Nem todas as noites podemos assistir à comunhão tão clara entre a raiva vinda de um dos paraísos social-democratas nórdicos e a revolta saída dum território que transpira destruição e ódio por todos os poros. Se os suecos Age Of Woe são parte das vozes desafinadas do coro que fazem questão de lembrar que nem tudo é tão maravilhoso assim no seu país modelo, os israhellitas Kids Insane expressam nas letras o que é viver num meio dominado pelo medo quotidiano e entregue a políticos que vêem na criação de um terror ainda maior a solução para os “seus” problemas internos. Crescer num país em que o serviço militar é obrigatório para defender uma “causa” e uma “bandeira” em que não se acredita, entrar num autocarro e saber que é uma possibilidade explodir juntamente com ele e, contra tudo e contra todos, insistir em mandar à merda os poderosos a quem todos pedem protecção e que insistem em “procurar a Paz” destruindo vidas alheias, é um cocktail explosivo como poucos. Os Kids Insane chamam-lhe uma bomba-relógio e cantam sentados em cima dela. Não foi só o futuro que se apagou, é também o presente que está vazio. E dificilmente haveria melhor som do que o punk/hardcore para cuspir tanta revolta. No entanto, apesar da clareza com que a expressam, os Kids Insane têm um som bastante aprumadinho, bem ao jeito de algumas bandas de hardcore agressivo mas melódico que têm saído dos EUA nos últimos anos. Em palco revelam uma coesão notável. E tudo sem prejuízo para a fúria que nos atiram à cara sob o comando do frenético vocalista Corey. As apresentações fizeram-se com “Frustrated”, mas foi com “Story of a Lonely Street”, com o vocalista a berrar na solarenga Lisboa “the sun is shining but not for us”, que a timidez do público desapareceu e o pit finalmente explodiu. Apesar dos poucos presentes, a energia e entrega da banda ainda contribuíram para que se levantasse algum pó do chão de cimento em frente ao palco e, no fim, o público ficou a pedir mais. O concerto da noite.

A última banda a tocar foram os Age Of Woe, navegantes de outros mares sonoros bem mais pesados e sujos. Foi a eles que ficou entregue a tarefa de incentivar headbangs e dobrar as espinhas dos presentes e cumpriram-na com rigor. Entre as arrancadas do hardcore e uns riffs que se passeiam entre o doom e mesmo o death ou thrash, tudo bem embebido na imundice de alguns momentos crust, foi com os suecos que a potência decibélica atingiu os patamares mais elevados. E a fúria trazida pelos Kids Insane momentos antes ganhou nova forma em palco. Tudo sem afectar a elegância patente em estúdio com que fundem diferentes estilos ou a fluídez com imprimem mudanças rítmicas. O registo mais recente da banda, “Inhumanform”, ocupou a maior parte do set, apresentando temas como “The Kings of Thieves”, “Black Rain” e, a terminar o concerto, “A Rite of Passage”. “Born of Fire”, do split 7’’ com 100 Years, também não podia deixar de marcar presença. Sublinhe-se, porém, que a banda, sem deixar de dar tudo, parecia algo desconfortável em alguns momentos, talvez compreensivelmente por sentirem não estar no seu ambiente ideal.Barroselas, onde tocam hoje, parece, sem dúvida, um local bem mais propício.

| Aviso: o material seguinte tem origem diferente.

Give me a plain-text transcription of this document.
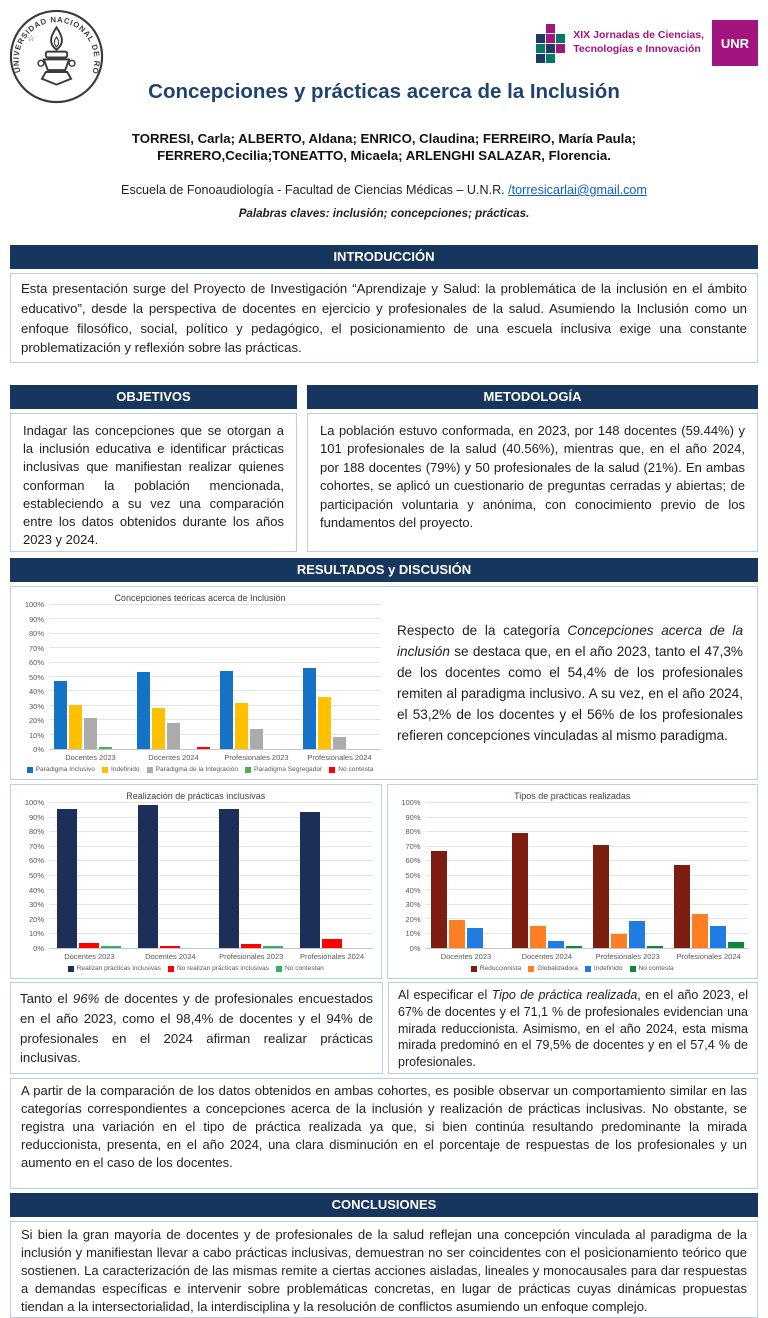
UNIVERSIDAD NACIONAL DE RO
☆	XIX Jornadas de Ciencias,
Tecnologías e Innovación	UNR
Concepciones y prácticas acerca de la Inclusión
TORRESI, Carla; ALBERTO, Aldana; ENRICO, Claudina; FERREIRO, María Paula; FERRERO,Cecilia;TONEATTO, Micaela; ARLENGHI SALAZAR, Florencia.
Escuela de Fonoaudiología - Facultad de Ciencias Médicas – U.N.R. /torresicarlai@gmail.com
Palabras claves: inclusión; concepciones; prácticas.
INTRODUCCIÓN
Esta presentación surge del Proyecto de Investigación “Aprendizaje y Salud: la problemática de la inclusión en el ámbito educativo”, desde la perspectiva de docentes en ejercicio y profesionales de la salud. Asumiendo la Inclusión como un enfoque filosófico, social, político y pedagógico, el posicionamiento de una escuela inclusiva exige una constante problematización y reflexión sobre las prácticas.
OBJETIVOS
Indagar las concepciones que se otorgan a la inclusión educativa e identificar prácticas inclusivas que manifiestan realizar quienes conforman la población mencionada, estableciendo a su vez una comparación entre los datos obtenidos durante los años 2023 y 2024.
METODOLOGÍA
La población estuvo conformada, en 2023, por 148 docentes (59.44%) y 101 profesionales de la salud (40.56%), mientras que, en el año 2024, por 188 docentes (79%) y 50 profesionales de la salud (21%). En ambas cohortes, se aplicó un cuestionario de preguntas cerradas y abiertas; de participación voluntaria y anónima, con conocimiento previo de los fundamentos del proyecto.
RESULTADOS y DISCUSIÓN
Concepciones teóricas acerca de Inclusión
0%
10%
20%
30%
40%
50%
60%
70%
80%
90%
100%
Docentes 2023	Docentes 2024	Profesionales 2023	Profesionales 2024
Paradigma Inclusivo Indefinido Paradigma de la Integración Paradigma Segregador No contesta
Respecto de la categoría Concepciones acerca de la inclusión se destaca que, en el año 2023, tanto el 47,3% de los docentes como el 54,4% de los profesionales remiten al paradigma inclusivo. A su vez, en el año 2024, el 53,2% de los docentes y el 56% de los profesionales refieren concepciones vinculadas al mismo paradigma.
Realización de prácticas inclusivas
0%
10%
20%
30%
40%
50%
60%
70%
80%
90%
100%
Docentes 2023	Docentes 2024	Profesionales 2023	Profesionales 2024
Realizan prácticas inclusivas No realizan prácticas inclusivas No contestan
Tipos de practicas realizadas
0%
10%
20%
30%
40%
50%
60%
70%
80%
90%
100%
Docentes 2023	Docentes 2024	Profesionales 2023	Profesionales 2024
Reduccionista Globalizadora Indefinido No contesta
Tanto el 96% de docentes y de profesionales encuestados en el año 2023, como el 98,4% de docentes y el 94% de profesionales en el 2024 afirman realizar prácticas inclusivas.
Al especificar el Tipo de práctica realizada, en el año 2023, el 67% de docentes y el 71,1 % de profesionales evidencian una mirada reduccionista. Asimismo, en el año 2024, esta misma mirada predominó en el 79,5% de docentes y en el 57,4 % de profesionales.
A partir de la comparación de los datos obtenidos en ambas cohortes, es posible observar un comportamiento similar en las categorías correspondientes a concepciones acerca de la inclusión y realización de prácticas inclusivas. No obstante, se registra una variación en el tipo de práctica realizada ya que, si bien continúa resultando predominante la mirada reduccionista, presenta, en el año 2024, una clara disminución en el porcentaje de respuestas de los profesionales y un aumento en el caso de los docentes.
CONCLUSIONES
Si bien la gran mayoría de docentes y de profesionales de la salud reflejan una concepción vinculada al paradigma de la inclusión y manifiestan llevar a cabo prácticas inclusivas, demuestran no ser coincidentes con el posicionamiento teórico que sostienen. La caracterización de las mismas remite a ciertas acciones aisladas, lineales y monocausales para dar respuestas a demandas específicas e intervenir sobre problemáticas concretas, en lugar de prácticas cuyas dinámicas propuestas tiendan a la intersectorialidad, la interdisciplina y la resolución de conflictos asumiendo un enfoque complejo.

Antes de tudo isto, a abrir a noite, estiveram os Officer Dick e, em seguida, os Shitmouth. Os primeiros foram das coisas mais podres que vi em muito tempo, o que é dizer que é daquelas bandas que são tão más que se tornam interessantes. Sem dúvida com a atitude mais “que se foda” de todos os presentes, metade do concerto foi gasto em falsas partidas por causa dos pregos com que iniciavam as músicas. Apenas o baterista, que parecia levar-se a sério, parecia destoar da atitude descontraída e divertida da banda. Deu para aquecer e chamar a atenção. Os Shitmouth já dispensam apresentações e mostraram, mais uma vez, por que é que são das melhores bandas do seu estilo em Portugal actualmente. Descrevem-se como banda de punk/hardcore dos anos 80 e expressam-no como poucos, parecendo, em alguns momentos, ter vindo direitinhos da Washington D.C. do ínicio dessa década. Com o vocalista Borges vestido de freira e dotado de uns pulmões quase tão grandes quanto o Parque Florestal de Monsanto, desde o momento em que arrancaram até ao final fizeram do público um saco de boxe a quem não deram sequer tempo para respirar. Bastante impressionante. Só temos a agradecer a descarga de adrenalina que tanto tem faltado por estes terrenos musicais.